Quisiera decirle que conocer a Aidan ha sido lo mejor que me ha pasado, pero no puedo hacerlo con convicción sin saber qué ha hecho él. No incondicionalmente.

—¿Sabías que Aidan trabajaba para Saul antes de abrir su taller? —me pregunta Mary.

Niego con la cabeza.

—Por eso pensaba también que él te estaba manipulando…, por el vínculo con Saul. Me parecía demasiada coincidencia. —Veo una expresión de angustia en sus ojos—. Pensaba que querías el cuadro para dárselo a él.

Aparto la mirada. No tengo valor para decir que eso fue exactamente lo que pasó, solo que más adelante. No en junio del año pasado, sino después de Navidad, cuando fui a Megson Crescent con esa intención: conseguir Abberton porque Aidan lo quería. Porque lo necesitaba.

Mary da una larga bocanada al cigarrillo.

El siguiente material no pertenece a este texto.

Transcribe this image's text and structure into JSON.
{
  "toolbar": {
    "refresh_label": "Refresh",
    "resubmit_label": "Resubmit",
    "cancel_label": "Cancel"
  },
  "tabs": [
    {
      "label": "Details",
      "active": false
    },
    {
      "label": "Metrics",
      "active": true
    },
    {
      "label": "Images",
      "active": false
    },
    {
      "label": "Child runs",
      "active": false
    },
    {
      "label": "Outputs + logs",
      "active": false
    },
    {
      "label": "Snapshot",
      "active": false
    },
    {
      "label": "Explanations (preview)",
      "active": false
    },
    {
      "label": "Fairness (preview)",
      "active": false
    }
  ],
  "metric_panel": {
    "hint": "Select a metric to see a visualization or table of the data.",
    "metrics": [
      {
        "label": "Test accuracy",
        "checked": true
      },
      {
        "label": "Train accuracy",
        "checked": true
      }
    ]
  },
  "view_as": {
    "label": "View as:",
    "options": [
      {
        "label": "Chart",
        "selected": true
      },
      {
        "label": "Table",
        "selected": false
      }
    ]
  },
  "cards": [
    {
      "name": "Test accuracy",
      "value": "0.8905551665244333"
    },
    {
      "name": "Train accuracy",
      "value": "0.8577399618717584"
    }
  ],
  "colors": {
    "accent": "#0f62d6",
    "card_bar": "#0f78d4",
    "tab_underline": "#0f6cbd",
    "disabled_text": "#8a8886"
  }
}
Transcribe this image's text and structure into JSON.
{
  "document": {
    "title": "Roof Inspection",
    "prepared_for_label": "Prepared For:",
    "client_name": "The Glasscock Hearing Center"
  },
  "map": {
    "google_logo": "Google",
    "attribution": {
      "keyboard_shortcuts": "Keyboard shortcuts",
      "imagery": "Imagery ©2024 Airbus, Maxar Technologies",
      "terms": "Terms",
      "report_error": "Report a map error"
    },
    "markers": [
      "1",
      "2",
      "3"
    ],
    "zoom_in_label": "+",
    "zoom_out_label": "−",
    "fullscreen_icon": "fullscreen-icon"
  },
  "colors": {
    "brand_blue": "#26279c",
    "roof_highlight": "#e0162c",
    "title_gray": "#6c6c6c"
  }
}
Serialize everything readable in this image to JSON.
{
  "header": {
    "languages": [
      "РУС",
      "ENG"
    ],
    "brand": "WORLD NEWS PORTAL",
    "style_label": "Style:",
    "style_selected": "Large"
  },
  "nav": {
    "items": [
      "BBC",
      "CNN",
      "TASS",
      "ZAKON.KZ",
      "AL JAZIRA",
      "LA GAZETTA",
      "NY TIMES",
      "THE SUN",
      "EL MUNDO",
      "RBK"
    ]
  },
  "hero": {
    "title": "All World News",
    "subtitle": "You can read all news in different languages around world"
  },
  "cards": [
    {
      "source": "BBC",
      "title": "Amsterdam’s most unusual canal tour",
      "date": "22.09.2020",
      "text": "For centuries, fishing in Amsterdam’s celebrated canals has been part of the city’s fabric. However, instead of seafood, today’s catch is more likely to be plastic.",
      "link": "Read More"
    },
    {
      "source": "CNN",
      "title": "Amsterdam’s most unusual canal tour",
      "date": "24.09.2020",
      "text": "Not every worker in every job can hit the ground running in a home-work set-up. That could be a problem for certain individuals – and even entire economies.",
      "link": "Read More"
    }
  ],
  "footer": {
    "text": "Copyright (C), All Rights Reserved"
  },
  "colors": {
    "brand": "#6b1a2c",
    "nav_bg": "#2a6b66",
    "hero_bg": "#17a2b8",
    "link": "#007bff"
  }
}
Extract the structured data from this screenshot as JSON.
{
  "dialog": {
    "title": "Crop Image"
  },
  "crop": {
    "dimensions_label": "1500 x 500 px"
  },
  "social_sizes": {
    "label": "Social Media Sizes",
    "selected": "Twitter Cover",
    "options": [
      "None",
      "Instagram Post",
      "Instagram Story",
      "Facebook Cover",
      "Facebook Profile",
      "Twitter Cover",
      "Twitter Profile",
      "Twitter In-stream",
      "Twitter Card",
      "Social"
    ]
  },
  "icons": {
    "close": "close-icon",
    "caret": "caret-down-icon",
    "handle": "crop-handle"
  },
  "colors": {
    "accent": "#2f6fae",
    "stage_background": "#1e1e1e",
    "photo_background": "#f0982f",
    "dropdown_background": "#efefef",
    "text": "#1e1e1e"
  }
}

—Cuando le conté a Saul que fue tu excesiva insistencia lo que me desconcertó, él me dijo que siempre te comportabas así cuando te enamorabas de un cuadro. Así fue como conociste a Saul, ¿no? Él me contó la historia: querías un cuadro que estaba expuesto en el escaparate y le dijiste que pagarías lo que fuera por él, por muy caro que fuera. Entonces comprendí que no querías manipularme…, que realmente te habías enamorado de Abberton.

—Ayer, en tu casa, encontré otro cuadro. No estaba terminado, pero se parecía un poco a Abberton. En la parte de atrás había otro nombre: Blandford.

—¿Y?

Mary deja caer la ceniza en la moqueta y la limpia con el pie descalzo.

—¿Es…? ¿Los dos cuadros son parte de una serie?

—¿Por qué quieres saberlo? Sí, son parte de una serie —dice, sin pensarlo dos veces—. ¿Por qué?

—¿Una serie de cuántos?

Mary levanta el mentón: un gesto defensivo, para mantenerme a raya.

—Aún no lo sé. Veré cuántos soy capaz de pintar antes de que se me acabe la inspiración.

No tengo elección; no si quiero descubrir la verdad.

—Nueve —digo—. Abberton, Blandford, Darville, Elstow, Goundry, Heathcote, Margerison, Rodwell, Winduss.

Mary lanza un grito, como si le hubiese clavado una aguja en el corazón. Su cuerpo se encoge.

—¿Qué pasa, Mary? ¿Por qué te asustan tanto esos nombres?

—Él te lo ha contado, ¿verdad?

—¿Contarme qué? ¿Quiénes son esas personas?

Sus ojos se vuelven vidriosos.

—No sé quiénes eran —dice, en un susurro—. Nunca nos lo dijeron. Qué curioso, ¿verdad?

—¿Eran? —La palabra cruza mi cerebro muy lentamente—. ¿Están muertas?

Mary hace un esfuerzo por calmarse.

—Gemma Crowther está muerta —dice.

—¿Qué?

—¿Sabías que había salido de la cárcel?

«No quería saber nada. Les pedí que no me informaran. Lo escribí en la carta…».

—¿Ruth?

—No. No.

«En algunos países te lapidan hasta morir por follarte al hombre de otra mujer».

Muerta. ¿Mary ha dicho que Gemma Crowther está muerta?

—No quería decírtelo así. —Las palabras salen de su boca con brusquedad—. Ayer, cuando te presentaste en casa, estabas tan alterada que no podía decírtelo. No parabas de despotricar, diciendo que Aidan estaba escondido allí. No me habrías escuchado. Me pasé buena parte del día hablando con un policía de Londres. Gemma Crowther ha sido asesinada, de un disparo. Bueno, en realidad, de dos: uno en la cabeza y otro en el corazón.

Gemma Crowther asesinada. Sí, tiene sentido. Es fácil que la gente que se comporta como ella lo hizo acabe asesinada. En la cabeza y en el corazón.

Aún estoy intentando asimilar lo que acabo de oír cuando Mary añade:

—Si aún estás convencida de querer descubrir la verdad, pregúntame quién la ha matado.